[Info-vax] wrong file format

Fri Jan 1 11:13:15 EST 2021

On 1/1/21 10:46 AM, Dirk Munk wrote:
> Bill Gunshannon wrote:
>> On 12/31/20 3:58 PM, Dirk Munk wrote:
>>> Bill Gunshannon wrote:
>>>> On 12/31/20 6:07 AM, Dirk Munk wrote:
>>>>> Bill Gunshannon wrote:
>>>>>> On 12/30/20 7:59 AM, Dirk Munk wrote:
>>>>>>> Jan-Erik Söderholm wrote:
>>>>>>>> Den 2020-12-29 kl. 23:05, skrev Dirk Munk:
>>>>>>>>> Bill Gunshannon wrote:
>>>>>>>>>> On 12/29/20 9:21 AM, Jan-Erik Söderholm wrote:
>>>>>>>>>>> Den 2020-12-29 kl. 14:35, skrev Phillip Helbig (undress to 
>>>>>>>>>>> reply):
>>>>>>>>>>>> In article <rsfarr$smk$1 at dont-email.me>, Dirk Munk 
>>>>>>>>>>>> <munk at home.nl>
>>>>>>>>>>>> writes:
>>>>>>>>>>>>
>>>>>>>>>>>>>> I tried for about 45 minutes---all the suggestions posted 
>>>>>>>>>>>>>> here! It was
>>>>>>>>>>>>>> about 100 MB, so not all were quick to check.
>>>>>>>>>>>>>>
>>>>>>>>>>>>>> In the end, I managed to transfer it again (don't ask!) 
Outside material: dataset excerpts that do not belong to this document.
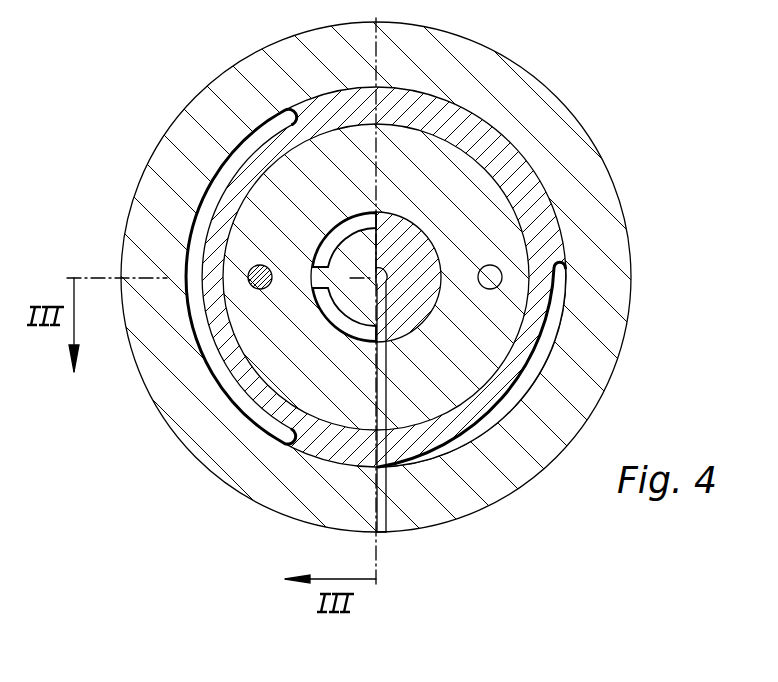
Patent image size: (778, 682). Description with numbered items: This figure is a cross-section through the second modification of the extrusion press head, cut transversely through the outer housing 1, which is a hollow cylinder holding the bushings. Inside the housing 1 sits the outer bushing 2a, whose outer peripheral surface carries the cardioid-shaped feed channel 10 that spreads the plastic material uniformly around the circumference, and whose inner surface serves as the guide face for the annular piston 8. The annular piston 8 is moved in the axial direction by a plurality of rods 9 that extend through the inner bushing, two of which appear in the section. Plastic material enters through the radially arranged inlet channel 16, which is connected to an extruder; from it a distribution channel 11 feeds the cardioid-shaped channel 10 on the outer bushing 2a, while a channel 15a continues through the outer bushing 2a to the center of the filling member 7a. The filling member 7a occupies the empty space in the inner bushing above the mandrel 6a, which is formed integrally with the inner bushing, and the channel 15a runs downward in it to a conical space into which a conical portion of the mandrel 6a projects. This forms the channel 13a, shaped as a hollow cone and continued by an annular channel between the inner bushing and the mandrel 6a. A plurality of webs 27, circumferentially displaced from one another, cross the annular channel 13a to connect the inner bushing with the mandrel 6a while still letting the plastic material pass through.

The outer housing 1 is at (512, 472).
The outer bushing 2a is at (316, 437).
The mandrel 6a is at (434, 190).
The filling member 7a is at (414, 264).
The annular piston 8 is at (250, 232).
The rods 9 is at (262, 266).
The cardioid-shaped feed channel 10 is at (215, 366).
The distribution channel 11 is at (459, 443).
The channel 13a is at (346, 324).
The channel 15a is at (387, 387).
The inlet channel 16 is at (381, 536).
The webs 27 is at (312, 279).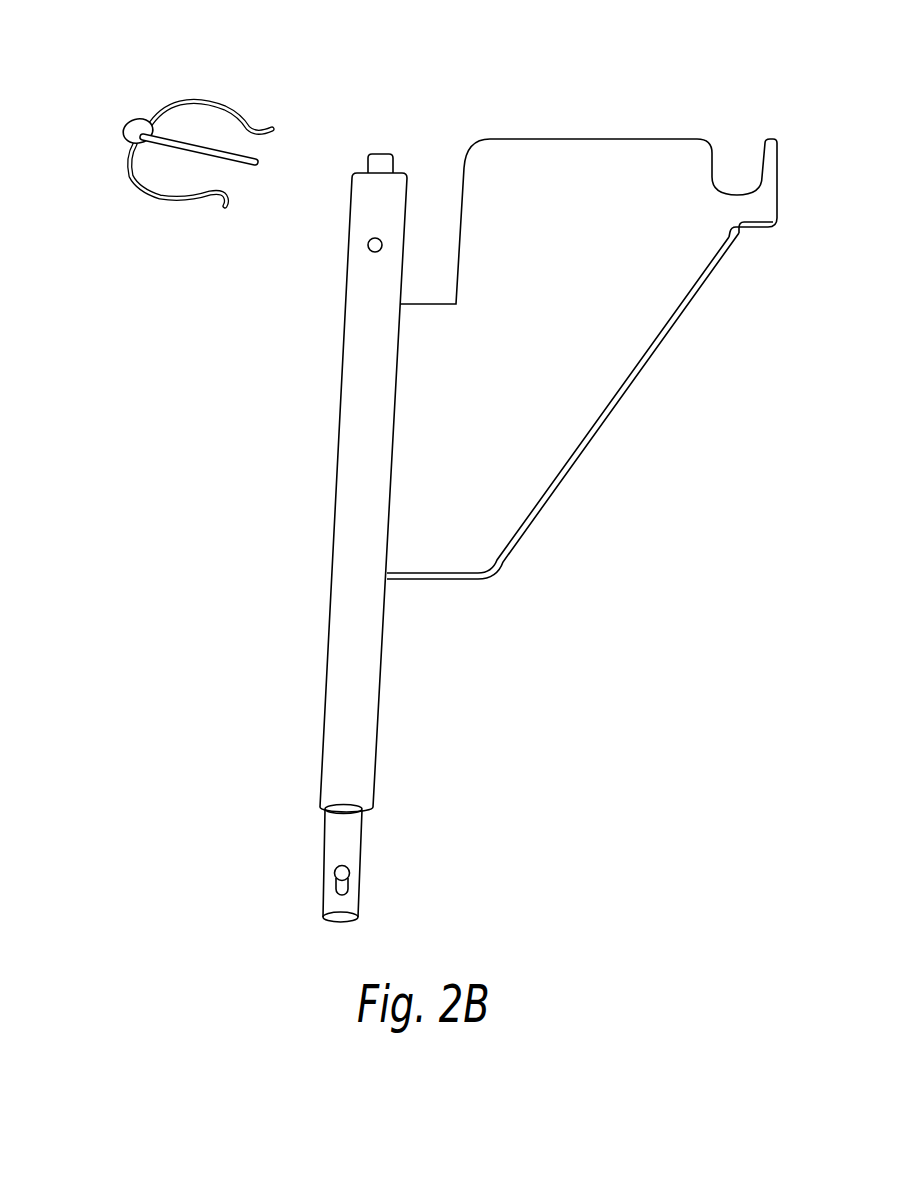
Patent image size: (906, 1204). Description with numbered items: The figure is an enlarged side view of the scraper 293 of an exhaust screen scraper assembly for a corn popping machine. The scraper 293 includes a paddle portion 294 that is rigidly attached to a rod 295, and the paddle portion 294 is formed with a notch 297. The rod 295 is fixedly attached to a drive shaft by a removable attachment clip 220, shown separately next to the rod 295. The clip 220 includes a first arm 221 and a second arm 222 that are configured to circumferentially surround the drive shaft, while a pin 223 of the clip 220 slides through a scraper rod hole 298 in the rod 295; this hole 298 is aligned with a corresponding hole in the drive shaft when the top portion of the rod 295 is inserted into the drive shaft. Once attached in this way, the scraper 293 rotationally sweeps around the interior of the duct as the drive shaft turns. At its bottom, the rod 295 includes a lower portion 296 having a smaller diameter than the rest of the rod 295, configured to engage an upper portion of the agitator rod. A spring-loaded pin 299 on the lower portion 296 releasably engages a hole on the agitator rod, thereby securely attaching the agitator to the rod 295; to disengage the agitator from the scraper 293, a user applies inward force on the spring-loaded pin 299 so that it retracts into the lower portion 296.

The removable attachment clip 220 is at (192, 151).
The first arm 221 is at (185, 102).
The second arm 222 is at (160, 202).
The pin 223 is at (260, 163).
The scraper 293 is at (595, 432).
The paddle portion 294 is at (623, 313).
The rod 295 is at (320, 720).
The lower portion 296 is at (325, 833).
The notch 297 is at (740, 193).
The scraper rod hole 298 is at (370, 245).
The spring-loaded pin 299 is at (333, 887).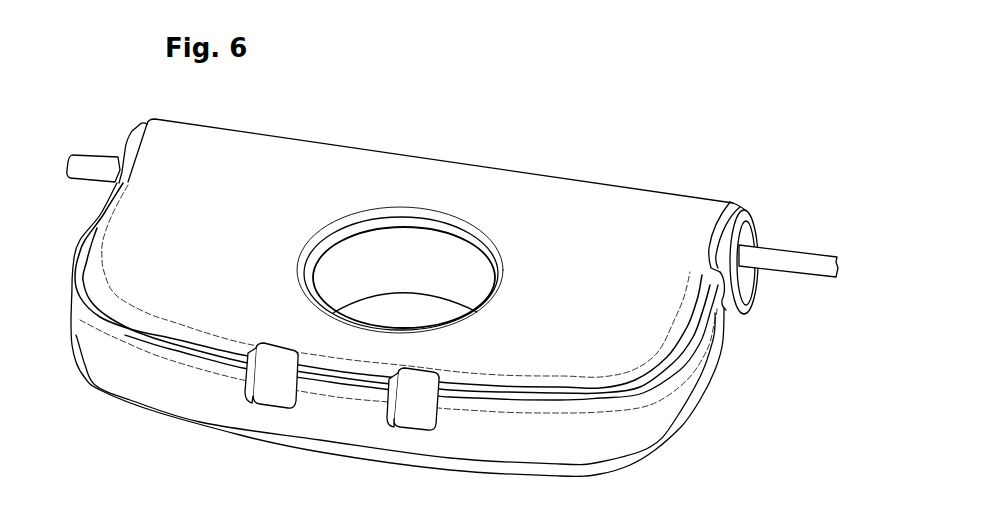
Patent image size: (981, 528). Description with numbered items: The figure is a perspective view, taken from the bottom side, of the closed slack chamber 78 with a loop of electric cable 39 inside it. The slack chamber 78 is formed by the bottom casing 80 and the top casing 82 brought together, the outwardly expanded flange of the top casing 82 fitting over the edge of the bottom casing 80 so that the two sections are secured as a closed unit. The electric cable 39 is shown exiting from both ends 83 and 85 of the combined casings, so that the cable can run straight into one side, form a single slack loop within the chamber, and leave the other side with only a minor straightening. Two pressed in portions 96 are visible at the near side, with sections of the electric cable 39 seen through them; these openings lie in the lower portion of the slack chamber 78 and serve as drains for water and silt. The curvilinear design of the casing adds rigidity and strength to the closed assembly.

>>>>>>>>>>>>>> and somehow,
>>>>>>>>>>>>>> magically, it was OK.
>>>>>>>>>>>>>>
>>>>>>>>>>>>> I've dealt with problems like these before, usually caused by
>>>>>>>>>>>>> applications that were not written for VMS.
>>>>>>>>>>>>>
>>>>>>>>>>>>> You need to have a bit of a feeling for the different file 
>>>>>>>>>>>>> types of VMS
>>>>>>>>>>>>> to fix these problems, but if you have that, it's very 
>>>>>>>>>>>>> simple to solve
>>>>>>>>>>>>> these little puzzles.
>>>>>>>>>>>>
>>>>>>>>>>>> I don't know how many times I've used SET FILE/ATTR or 
>>>>>>>>>>>> CONVERT or TECO
>>>>>>>>>>>> to fix things like this.  I can usually look at the 
>>>>>>>>>>>> contents, look at
>>>>>>>>>>>> DIR/FULL, and see what needs to be done if they don't match, 
>>>>>>>>>>>> but this
>>>>>>>>>>>> was somehow different.
>>>>>>>>>>>>
>>>>>>>>>>>
>>>>>>>>>>> Nice that it was fixed! And no, I do not belive in magic... :-)
>>>>>>>>>>
>>>>>>>>>>
>>>>>>>>>> And, just so people don't think, based on earlier comments, that
>>>>>>>>>> Unix is somehow immune, I frequently have to remove "^M" 
>>>>>>>>>> characters
>>>>>>>>>> from text files on Unix. Unix's only saving grace in this 
>>>>>>>>>> regard is
>>>>>>>>>> that the solution is trivial.  :-)
>>>>>>>>>>
>>>>>>>>>> bill
>>>>>>>>>>
>>>>>>>>> No, of course Unix is not immune. Using <lf> or <cr> (Windows) 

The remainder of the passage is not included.